The Brabant Ensemble continue their investigation into unknown jewels of the Low Countries Renaissance, researched by their director Stephen Rice and recorded with equal amounts of passion and erudition by the young singers of the group.
Piet Blank and Jaspa Jones - the producers known worldwide. For two they have let out already many albums and tens magnificent singles, reliably having fixed in world history of dancing music. Their hits more than once appeared at tops of charts, and each new album stably got to number 50 of the best to Germany. The first release which has left in 2003 of an album "Relax: Edition One" to a descent has occupied 22 place in charts of Germany, and a chill-miss the version of track Pet Shop Boys "Love Comes Quickly" from this album became the present hit.
Francis Poulenc was the best-known composer of the iconoclastic group Les Six, and his reputation for blending sophistication and flippant humor in his songs and concert music made him something of an enfant terrible. Yet the deaths of several close friends and a visit to the Black Madonna of Rocamadour in 1936 brought about soul-searching and a fresh commitment to the Catholicism of his youth.

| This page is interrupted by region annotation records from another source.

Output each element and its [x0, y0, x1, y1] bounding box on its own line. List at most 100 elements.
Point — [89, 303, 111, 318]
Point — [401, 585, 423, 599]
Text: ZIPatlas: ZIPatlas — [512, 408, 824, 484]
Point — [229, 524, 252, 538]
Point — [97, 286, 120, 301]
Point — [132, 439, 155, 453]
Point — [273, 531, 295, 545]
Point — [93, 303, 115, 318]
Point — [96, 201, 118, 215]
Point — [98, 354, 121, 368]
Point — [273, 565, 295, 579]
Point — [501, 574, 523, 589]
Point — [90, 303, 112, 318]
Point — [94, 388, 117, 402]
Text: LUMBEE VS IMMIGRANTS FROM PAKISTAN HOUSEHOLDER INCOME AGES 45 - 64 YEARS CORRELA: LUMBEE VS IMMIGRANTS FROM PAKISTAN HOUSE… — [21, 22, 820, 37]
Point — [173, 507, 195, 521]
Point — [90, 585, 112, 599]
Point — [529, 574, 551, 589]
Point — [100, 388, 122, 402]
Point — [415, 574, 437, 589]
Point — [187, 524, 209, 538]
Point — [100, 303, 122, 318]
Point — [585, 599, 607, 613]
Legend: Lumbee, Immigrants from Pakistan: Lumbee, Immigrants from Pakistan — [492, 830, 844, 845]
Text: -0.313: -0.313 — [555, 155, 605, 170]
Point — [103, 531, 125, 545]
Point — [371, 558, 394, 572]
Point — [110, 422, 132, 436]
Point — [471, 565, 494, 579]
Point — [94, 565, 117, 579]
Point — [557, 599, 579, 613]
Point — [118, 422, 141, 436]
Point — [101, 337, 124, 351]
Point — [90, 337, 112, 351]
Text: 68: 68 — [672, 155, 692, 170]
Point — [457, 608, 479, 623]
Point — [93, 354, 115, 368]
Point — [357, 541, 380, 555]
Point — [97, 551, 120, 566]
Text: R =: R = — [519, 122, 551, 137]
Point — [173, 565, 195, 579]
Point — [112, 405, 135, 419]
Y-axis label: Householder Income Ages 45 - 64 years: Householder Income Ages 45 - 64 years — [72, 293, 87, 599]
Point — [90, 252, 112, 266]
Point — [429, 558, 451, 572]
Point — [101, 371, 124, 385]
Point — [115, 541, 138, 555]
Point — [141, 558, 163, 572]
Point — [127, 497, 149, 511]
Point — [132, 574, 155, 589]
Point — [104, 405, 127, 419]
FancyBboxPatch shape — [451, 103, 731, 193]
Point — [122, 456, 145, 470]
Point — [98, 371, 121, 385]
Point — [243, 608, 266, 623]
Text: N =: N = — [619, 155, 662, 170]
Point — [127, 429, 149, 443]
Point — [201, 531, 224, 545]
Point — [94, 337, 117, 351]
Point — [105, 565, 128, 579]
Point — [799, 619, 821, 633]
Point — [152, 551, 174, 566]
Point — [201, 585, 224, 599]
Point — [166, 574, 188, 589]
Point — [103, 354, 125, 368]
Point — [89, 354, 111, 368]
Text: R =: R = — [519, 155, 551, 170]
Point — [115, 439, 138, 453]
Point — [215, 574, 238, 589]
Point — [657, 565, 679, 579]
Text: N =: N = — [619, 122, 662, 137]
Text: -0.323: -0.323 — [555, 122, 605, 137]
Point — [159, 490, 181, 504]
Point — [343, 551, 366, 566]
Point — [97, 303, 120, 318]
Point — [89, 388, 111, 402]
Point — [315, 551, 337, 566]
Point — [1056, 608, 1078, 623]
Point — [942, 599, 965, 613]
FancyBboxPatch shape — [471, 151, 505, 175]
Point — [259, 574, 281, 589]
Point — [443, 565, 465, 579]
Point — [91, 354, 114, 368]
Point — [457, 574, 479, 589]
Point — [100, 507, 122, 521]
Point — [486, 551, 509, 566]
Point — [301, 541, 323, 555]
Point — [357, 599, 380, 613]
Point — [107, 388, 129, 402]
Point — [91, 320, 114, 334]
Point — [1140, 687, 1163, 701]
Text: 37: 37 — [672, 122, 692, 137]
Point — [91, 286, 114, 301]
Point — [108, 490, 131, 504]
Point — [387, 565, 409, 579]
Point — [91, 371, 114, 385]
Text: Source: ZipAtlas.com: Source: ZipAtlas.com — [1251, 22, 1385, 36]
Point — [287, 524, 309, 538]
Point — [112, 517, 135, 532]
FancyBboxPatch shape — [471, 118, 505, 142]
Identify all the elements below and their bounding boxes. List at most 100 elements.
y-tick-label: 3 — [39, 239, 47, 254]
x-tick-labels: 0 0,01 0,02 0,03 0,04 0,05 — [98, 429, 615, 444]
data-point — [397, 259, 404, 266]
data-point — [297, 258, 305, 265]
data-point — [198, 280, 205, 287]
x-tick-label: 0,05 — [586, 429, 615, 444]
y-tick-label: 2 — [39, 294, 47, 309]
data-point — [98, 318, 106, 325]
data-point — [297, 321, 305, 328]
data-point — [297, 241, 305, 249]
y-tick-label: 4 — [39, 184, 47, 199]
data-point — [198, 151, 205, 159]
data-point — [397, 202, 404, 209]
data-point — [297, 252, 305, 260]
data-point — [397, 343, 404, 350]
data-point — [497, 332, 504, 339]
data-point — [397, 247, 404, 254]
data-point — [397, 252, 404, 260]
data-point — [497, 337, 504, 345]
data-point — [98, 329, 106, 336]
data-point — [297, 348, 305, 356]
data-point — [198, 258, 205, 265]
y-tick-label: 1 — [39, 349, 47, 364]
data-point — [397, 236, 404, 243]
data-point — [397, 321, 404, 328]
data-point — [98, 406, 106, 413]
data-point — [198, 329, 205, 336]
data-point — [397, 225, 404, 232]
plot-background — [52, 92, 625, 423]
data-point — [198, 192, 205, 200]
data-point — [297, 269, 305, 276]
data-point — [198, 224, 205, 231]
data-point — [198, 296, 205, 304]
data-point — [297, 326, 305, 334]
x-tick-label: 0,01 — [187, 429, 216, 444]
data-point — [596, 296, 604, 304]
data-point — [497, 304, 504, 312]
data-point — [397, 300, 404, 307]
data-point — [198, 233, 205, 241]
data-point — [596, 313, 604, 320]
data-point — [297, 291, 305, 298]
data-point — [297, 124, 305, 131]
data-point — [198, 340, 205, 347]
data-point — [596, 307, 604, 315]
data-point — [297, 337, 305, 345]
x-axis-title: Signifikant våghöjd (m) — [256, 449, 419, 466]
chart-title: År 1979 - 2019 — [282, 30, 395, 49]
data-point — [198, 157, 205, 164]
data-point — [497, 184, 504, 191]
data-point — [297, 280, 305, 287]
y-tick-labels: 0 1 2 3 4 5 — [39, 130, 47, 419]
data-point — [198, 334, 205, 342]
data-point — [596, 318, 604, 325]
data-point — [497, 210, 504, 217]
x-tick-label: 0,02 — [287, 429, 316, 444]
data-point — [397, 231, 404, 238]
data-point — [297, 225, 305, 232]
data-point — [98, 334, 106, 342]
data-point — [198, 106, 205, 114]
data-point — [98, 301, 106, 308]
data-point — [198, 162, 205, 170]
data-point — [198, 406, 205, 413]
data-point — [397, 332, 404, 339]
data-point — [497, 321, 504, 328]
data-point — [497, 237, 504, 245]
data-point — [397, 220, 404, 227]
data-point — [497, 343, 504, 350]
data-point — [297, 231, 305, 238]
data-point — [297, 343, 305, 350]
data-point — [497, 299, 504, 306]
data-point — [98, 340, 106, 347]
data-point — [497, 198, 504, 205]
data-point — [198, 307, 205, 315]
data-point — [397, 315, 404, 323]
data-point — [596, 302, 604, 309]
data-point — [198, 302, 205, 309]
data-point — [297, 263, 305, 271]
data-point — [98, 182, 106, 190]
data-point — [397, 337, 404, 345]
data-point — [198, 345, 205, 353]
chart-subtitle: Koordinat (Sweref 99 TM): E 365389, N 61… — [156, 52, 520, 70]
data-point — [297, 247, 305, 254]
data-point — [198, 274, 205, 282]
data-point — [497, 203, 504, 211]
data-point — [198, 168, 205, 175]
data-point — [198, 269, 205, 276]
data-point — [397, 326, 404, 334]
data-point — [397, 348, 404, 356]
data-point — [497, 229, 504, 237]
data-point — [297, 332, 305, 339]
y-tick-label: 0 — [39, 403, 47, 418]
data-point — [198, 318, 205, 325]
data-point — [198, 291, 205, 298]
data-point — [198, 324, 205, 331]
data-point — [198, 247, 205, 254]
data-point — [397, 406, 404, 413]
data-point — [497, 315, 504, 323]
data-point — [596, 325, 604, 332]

Japanese original release. Special box set release from The Doors contains 28 tracks total, including 17 ones available as CD format for the first time. EP covers faithfully replicate the ones released from Victor from 1967 to 1972.
In the famous Preface to Alceste (1767), Christoph Willibald Gluck and his librettist Ranieri de' Calzabigi posited a new direction for opera. They spoke of moving beyond Baroque forms, of striving for a new naturalism in opera. They wanted, in Calzabigi's lovely phrase, to liberate the language of the heart. Taken from the height of this Reform period, the arias on this disc reveal composers exploring and experimenting, at struggle and at play, as they create the new forms that bring to opera the noble simplicity of the Classical era.
Metronome announces a new CD and download release of “Confidences Galantes” of the music of Robert de Visée for theorbo performed by Fred Jacobs. Robert de Visée was a court musician and composer for Louis XIV and a member of the King’s personal chamber ensemble “La Chambre du Roi” along with Francois Couperin, Marin Marais, and Antoine Forqueray. In 1716 he published his “Pièces de Théorbe” after more than thirty years service in the king’s service. He is documented as performing at the royal bedside.